They were women and they knew better.

And then the unthinkable happened. The Blessed One returned to Kapilavastu. He was glowing and shining, and his aura filled the palace. He’d done it. Siddhatha had returned as Buddha. But he was no longer a son that a mother had lost or a husband that a wife had lost or a father that a child had lost. He was Buddha. The chaos and the confusion of mind and heart reigned supreme. Mahaprajapati had raised Buddha, but she missed her son. While she rejoiced in his aura, her silence and her tears spoke volumes. She learnt to let go.

She knew she could not hold on to him any longer, he was bigger than her little world, she knew better.
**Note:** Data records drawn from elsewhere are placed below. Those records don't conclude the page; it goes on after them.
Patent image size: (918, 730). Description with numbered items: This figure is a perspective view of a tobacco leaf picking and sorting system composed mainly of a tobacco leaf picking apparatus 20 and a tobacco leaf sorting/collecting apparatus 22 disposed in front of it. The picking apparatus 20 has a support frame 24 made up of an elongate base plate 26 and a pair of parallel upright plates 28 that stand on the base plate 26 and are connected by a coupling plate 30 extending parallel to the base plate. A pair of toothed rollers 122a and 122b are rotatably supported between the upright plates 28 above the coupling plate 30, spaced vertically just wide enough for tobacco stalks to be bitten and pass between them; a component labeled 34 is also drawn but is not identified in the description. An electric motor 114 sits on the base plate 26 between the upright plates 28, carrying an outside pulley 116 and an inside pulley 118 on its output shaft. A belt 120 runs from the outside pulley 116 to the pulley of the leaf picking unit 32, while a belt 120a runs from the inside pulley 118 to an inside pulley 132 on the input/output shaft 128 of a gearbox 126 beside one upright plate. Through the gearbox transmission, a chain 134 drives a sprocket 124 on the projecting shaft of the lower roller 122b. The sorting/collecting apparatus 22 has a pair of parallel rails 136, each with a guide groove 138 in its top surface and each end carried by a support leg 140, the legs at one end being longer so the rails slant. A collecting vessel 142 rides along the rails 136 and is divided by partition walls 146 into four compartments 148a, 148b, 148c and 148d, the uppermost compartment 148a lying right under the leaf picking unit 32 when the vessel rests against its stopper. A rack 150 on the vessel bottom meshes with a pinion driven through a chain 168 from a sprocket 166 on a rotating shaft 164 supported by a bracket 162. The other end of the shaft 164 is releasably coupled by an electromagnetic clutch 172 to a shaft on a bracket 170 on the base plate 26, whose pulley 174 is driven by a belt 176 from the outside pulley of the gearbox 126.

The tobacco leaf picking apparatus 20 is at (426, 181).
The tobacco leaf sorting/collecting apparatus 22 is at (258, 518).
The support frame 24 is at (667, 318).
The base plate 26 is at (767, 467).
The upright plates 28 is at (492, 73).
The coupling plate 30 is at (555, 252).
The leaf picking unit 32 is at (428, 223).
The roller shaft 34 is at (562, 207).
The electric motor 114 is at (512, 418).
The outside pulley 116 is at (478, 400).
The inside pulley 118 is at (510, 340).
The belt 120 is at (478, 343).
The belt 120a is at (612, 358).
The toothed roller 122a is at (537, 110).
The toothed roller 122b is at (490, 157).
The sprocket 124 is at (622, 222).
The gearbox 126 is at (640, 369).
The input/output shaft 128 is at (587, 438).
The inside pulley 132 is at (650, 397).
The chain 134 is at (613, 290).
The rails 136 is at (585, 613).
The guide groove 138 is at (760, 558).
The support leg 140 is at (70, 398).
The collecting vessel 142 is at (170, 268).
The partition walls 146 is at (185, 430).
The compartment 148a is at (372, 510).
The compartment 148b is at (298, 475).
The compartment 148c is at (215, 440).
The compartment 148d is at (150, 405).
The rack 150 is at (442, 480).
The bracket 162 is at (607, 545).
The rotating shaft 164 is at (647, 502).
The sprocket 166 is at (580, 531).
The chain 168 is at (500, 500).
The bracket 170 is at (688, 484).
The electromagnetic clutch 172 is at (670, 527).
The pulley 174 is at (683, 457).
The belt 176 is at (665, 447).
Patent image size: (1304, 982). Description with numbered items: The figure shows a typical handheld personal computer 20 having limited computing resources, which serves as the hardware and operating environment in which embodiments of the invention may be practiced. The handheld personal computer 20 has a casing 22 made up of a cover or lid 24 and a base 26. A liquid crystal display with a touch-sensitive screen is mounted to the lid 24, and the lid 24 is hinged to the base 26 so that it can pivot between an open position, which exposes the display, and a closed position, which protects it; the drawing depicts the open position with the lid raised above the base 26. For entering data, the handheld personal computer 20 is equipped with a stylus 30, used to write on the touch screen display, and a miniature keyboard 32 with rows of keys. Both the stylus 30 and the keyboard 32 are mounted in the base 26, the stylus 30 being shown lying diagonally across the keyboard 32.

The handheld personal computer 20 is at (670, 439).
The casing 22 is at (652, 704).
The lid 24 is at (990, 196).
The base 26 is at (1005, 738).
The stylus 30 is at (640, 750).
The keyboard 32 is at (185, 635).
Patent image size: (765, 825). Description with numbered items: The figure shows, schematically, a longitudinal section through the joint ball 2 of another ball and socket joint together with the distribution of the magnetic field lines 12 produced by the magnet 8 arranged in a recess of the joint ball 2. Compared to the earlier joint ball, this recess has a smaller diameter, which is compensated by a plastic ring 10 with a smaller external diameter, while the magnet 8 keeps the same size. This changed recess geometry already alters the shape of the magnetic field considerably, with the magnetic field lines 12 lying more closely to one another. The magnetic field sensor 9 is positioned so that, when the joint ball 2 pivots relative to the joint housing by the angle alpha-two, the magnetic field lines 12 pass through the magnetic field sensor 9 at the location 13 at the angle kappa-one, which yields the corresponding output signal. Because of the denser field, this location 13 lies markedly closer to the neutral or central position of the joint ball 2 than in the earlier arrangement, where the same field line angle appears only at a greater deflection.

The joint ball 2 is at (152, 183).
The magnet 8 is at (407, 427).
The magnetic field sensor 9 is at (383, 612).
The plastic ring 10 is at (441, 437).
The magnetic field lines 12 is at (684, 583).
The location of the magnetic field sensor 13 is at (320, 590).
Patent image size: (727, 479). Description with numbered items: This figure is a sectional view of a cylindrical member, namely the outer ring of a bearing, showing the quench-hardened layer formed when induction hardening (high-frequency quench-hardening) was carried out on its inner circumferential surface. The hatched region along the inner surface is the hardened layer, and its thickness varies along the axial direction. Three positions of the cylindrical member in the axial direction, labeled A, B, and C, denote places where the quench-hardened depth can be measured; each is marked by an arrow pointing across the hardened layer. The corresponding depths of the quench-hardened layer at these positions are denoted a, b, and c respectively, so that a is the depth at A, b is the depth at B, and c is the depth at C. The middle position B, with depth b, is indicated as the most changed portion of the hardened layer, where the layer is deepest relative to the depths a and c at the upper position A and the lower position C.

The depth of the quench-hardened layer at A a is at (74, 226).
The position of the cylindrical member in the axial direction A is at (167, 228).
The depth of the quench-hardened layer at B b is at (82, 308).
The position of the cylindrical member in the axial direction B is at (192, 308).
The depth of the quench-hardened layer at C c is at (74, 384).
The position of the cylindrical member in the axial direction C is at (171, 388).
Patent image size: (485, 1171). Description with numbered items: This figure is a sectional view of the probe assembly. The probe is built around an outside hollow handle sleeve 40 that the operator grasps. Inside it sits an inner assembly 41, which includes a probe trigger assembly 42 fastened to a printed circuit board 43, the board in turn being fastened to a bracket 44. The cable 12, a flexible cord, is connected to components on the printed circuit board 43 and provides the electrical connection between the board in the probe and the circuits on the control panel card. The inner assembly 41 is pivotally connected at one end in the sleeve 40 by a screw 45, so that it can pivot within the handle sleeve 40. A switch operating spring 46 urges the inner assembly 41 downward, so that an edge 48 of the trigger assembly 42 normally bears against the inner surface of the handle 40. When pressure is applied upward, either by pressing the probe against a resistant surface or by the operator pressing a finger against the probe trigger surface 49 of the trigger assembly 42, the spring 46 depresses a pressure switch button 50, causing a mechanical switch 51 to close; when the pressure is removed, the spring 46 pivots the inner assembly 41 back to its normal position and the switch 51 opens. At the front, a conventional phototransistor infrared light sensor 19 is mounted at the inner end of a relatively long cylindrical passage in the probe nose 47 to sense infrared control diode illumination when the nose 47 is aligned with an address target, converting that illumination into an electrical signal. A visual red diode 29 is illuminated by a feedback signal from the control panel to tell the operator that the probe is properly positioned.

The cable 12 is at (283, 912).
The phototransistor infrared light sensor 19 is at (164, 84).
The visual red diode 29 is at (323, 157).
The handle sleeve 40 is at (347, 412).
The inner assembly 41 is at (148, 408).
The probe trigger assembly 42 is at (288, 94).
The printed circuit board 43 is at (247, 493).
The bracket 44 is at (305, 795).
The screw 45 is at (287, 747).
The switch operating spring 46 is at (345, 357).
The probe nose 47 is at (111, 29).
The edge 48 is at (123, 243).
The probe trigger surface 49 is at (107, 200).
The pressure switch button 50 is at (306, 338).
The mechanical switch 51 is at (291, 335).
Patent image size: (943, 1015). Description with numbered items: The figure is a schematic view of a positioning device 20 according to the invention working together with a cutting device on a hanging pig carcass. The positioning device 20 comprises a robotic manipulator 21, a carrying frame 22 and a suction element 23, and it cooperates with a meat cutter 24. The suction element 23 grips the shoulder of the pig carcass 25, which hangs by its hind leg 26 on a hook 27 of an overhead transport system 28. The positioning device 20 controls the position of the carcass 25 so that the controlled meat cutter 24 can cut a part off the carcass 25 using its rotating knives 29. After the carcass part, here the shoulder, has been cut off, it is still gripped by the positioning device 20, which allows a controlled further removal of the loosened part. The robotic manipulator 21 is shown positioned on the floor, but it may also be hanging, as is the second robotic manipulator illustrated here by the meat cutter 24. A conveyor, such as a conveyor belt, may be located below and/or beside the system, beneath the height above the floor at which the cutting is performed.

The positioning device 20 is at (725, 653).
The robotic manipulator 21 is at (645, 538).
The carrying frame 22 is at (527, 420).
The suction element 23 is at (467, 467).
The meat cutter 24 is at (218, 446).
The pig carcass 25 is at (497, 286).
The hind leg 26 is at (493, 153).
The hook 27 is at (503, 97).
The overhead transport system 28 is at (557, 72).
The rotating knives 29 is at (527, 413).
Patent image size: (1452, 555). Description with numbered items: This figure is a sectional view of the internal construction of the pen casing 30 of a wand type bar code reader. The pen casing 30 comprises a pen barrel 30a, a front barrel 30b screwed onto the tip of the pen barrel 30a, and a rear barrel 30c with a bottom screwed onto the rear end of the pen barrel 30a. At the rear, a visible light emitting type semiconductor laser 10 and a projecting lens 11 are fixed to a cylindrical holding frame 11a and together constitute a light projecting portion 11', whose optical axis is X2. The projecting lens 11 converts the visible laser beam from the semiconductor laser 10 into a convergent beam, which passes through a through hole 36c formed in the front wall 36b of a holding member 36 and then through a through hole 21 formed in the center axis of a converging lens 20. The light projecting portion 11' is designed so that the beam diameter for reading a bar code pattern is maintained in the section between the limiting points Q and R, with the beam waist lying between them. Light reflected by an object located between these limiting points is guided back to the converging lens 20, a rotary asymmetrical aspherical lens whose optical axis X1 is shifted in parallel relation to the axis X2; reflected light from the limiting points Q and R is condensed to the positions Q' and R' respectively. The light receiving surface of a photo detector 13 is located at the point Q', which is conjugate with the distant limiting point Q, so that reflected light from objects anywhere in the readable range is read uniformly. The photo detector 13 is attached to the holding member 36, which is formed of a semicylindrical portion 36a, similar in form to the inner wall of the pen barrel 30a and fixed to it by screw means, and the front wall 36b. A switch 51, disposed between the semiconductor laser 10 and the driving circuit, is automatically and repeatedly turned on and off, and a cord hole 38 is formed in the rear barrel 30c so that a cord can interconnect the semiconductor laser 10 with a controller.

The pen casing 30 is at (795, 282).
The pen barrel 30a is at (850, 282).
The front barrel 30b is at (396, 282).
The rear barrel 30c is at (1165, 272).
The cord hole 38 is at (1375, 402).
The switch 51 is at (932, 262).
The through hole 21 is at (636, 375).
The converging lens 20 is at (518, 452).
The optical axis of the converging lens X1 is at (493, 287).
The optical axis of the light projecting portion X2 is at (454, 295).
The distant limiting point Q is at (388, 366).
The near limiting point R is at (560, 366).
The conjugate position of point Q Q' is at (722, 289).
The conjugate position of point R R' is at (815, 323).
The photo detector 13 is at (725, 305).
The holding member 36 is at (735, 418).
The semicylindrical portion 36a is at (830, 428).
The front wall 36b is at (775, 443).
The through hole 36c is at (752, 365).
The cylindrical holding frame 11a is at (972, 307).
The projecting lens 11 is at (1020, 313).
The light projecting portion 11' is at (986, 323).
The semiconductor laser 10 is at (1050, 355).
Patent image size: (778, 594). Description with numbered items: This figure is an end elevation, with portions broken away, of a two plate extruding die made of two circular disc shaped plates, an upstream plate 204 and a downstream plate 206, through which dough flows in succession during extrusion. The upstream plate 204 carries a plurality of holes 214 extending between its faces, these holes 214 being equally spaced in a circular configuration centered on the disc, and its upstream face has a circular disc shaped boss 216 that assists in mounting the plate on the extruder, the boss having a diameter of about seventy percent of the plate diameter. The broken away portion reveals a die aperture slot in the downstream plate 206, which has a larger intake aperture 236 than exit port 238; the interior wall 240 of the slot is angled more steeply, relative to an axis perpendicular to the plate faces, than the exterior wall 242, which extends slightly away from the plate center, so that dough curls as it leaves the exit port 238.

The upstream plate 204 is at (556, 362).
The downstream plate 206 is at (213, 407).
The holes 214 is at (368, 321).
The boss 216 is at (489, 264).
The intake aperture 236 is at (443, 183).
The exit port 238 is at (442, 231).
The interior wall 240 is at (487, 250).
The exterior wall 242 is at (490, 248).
Yashodhara was inundated with innocent questions that her son, Rahul, kept asking about Buddha, his father. Speechless Yashodhara could not find words to feed his curiosity. She held on to the little child that was reminiscent of her beloved. The one who had left was her husband, her partner, the father of her child. The one who had returned was Buddha, the enlightened one. He did not belong to her or her child. He had a purpose much larger than the palace, or her emotions could hold.

She was learning to let go.

When Rahul entered Sangha to experience the world and wisdom of Dharma that Buddha had sought, Yashodhara knew better, and she let go. In their shared experience of pain and loss, and their quiet acceptance of the present, Mahaprajapathi Gotami and Yashodhara found peace, and a release from pain, from suffering, and from the world as they knew. They found Nirvana. So, when they finally entered the Sangha as bhikkhunis, they learned that by letting go of their attachments, they would be making the world ever richer.

These women stand exemplary to women all around as we dedicate this month in celebration of those who hold half the sky. Let the profound realization sink that from women, Buddhas of this earth come into this world, by women are Buddhas of this earth raised, and through women do Buddhas of this earth find their purpose, lead, and guide us as we seek our strength in quiet contemplation.